How to check if optional object property exists?

Question

I'm having trouble getting TypeScript to recognise that an optional property of an object is defined.

type OuterKeys = 'a' | 'b';

type Inner = {
    value: '';
}

type Outer = Partial<Record<OuterKeys, Inner>>;

const thisGivesError = (key: OuterKeys, outer: Outer) => {
    if (outer[key]) {
        console.log(outer[key].value);
    }
}

Even though I explicitly check if outer[key] is defined, I'm getting error when trying to access outer[key].value : Object is possibly 'undefined' .

How can I work around it? The only way I found is assigning outer[key] to a variable and having another if , like below. Is this the only way to go?

const thisWorks = (key: OuterKeys, outer: Outer) => {
    const o = outer[key];
    if (o) {
      console.log(o.value);
    }    
}

The playground with the code can be found here

Edit: I don't want to use ! operator, as it feels like a workaround - why would I tell TypeScript that this value is set using non-null assertion, if I already checked for its existence with if ? Same for .? - I already have the if , so this value for sure exists and is not optional.

Answer 1

That's #10530 , currently TS doesn't narrow down on indexed access.

Answer 2

Because the inner object which holds the value is never specified to not be undefined. You can fix this by simply adding a question mark.
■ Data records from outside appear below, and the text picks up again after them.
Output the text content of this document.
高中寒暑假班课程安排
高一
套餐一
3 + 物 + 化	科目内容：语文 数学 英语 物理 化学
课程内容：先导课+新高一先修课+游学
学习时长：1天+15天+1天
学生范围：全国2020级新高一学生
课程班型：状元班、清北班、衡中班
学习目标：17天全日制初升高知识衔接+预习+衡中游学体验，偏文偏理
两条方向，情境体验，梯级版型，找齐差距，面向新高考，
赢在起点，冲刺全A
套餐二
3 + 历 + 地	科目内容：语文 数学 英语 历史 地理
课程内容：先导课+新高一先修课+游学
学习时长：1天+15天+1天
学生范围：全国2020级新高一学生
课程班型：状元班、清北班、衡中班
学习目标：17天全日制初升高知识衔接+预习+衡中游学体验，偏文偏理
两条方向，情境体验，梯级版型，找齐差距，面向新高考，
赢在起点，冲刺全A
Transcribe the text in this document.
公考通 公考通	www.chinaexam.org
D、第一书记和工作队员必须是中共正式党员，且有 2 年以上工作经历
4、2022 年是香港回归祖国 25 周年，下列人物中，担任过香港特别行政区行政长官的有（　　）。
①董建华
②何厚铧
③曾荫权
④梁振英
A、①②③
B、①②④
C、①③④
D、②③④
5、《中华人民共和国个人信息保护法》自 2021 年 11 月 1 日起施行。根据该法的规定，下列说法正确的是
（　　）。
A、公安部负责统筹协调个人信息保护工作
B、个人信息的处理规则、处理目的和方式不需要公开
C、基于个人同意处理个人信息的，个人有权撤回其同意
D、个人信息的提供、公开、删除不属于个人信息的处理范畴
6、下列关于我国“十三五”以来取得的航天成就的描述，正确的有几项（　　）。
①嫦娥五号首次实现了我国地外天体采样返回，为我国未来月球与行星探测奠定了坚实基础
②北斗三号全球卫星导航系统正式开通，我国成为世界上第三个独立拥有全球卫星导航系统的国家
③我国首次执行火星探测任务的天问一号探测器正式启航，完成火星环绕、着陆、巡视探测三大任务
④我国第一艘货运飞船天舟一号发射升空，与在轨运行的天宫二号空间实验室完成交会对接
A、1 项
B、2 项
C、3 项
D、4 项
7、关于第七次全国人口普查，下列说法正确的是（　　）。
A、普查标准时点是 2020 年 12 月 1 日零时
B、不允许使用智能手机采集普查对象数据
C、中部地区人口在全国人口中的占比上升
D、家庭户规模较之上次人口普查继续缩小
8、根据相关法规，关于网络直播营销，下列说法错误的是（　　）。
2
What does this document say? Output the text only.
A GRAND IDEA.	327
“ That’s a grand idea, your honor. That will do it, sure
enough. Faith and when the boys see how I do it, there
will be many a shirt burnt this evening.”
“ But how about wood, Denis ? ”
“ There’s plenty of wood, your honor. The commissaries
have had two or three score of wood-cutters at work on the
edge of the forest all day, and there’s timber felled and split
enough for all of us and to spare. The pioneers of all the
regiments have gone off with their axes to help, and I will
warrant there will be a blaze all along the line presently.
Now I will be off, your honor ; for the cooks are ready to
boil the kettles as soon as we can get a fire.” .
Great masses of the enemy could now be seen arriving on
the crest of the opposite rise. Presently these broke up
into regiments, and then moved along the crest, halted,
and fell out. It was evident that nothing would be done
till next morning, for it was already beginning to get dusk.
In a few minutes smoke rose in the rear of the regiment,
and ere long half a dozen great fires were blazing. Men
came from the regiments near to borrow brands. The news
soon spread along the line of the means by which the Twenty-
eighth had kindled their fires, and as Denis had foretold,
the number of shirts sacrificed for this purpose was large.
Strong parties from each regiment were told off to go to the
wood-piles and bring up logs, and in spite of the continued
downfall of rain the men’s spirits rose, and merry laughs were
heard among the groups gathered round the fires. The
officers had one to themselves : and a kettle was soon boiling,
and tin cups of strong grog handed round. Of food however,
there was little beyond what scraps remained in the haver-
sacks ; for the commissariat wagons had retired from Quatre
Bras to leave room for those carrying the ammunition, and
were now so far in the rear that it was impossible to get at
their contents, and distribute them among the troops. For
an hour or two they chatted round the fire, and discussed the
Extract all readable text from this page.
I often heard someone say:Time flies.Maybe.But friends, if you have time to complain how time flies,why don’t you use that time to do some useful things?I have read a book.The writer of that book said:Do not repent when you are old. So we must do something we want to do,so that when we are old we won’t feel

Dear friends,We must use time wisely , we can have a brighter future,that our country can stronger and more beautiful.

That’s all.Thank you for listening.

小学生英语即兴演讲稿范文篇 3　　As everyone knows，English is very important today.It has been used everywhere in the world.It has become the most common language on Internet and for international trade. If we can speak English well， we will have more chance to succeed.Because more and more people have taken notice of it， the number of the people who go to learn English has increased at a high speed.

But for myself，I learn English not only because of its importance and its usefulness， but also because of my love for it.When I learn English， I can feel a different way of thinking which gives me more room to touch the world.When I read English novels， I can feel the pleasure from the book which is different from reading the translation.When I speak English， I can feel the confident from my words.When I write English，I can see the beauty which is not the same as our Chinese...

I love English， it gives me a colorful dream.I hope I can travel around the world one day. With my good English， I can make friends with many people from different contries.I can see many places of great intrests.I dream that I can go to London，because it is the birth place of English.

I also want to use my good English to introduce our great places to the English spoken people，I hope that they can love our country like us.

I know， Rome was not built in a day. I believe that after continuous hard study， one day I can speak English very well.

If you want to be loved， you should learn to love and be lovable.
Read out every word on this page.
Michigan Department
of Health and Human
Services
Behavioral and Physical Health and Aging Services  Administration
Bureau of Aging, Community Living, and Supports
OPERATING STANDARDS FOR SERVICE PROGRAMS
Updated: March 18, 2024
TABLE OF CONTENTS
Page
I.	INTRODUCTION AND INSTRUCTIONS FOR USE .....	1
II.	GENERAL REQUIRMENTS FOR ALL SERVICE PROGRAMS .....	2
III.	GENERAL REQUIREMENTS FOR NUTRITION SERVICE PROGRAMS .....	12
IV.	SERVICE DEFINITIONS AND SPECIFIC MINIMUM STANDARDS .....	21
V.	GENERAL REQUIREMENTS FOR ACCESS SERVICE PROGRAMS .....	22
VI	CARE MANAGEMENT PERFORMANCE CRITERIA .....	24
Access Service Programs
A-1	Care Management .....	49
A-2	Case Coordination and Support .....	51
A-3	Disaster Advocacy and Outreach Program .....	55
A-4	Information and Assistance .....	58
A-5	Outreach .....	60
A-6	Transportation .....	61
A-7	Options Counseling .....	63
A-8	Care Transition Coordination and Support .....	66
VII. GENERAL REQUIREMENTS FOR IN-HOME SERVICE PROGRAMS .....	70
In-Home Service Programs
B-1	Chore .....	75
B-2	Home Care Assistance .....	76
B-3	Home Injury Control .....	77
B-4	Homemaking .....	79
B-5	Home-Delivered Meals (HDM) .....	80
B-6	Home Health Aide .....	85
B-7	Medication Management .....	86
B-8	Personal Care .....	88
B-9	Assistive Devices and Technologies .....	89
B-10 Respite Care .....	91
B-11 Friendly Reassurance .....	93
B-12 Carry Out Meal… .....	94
Ex adding a question mark:

const thisGivesError = (key: OuterKeys, outer: Outer) => {
    if (outer[key]) {
        console.log(outer[key]?.value);
    }
}

Answer 3

At this point, after checking for outer[key] being truthy, it's safe to go with non-null assertion:

if (outer[key]) {
    console.log(outer[key]!.value);
}

Though I don't know how to make TypeScript figure it out on its own.

Answer 4

You can make use of object?.key operator. You can learn more about it here .

Your final code will be:

const thisWorks = (key: OuterKeys, outer: Outer) => {
  if (outer[key]) {
    console.log(outer[key]?.value);
  }    
}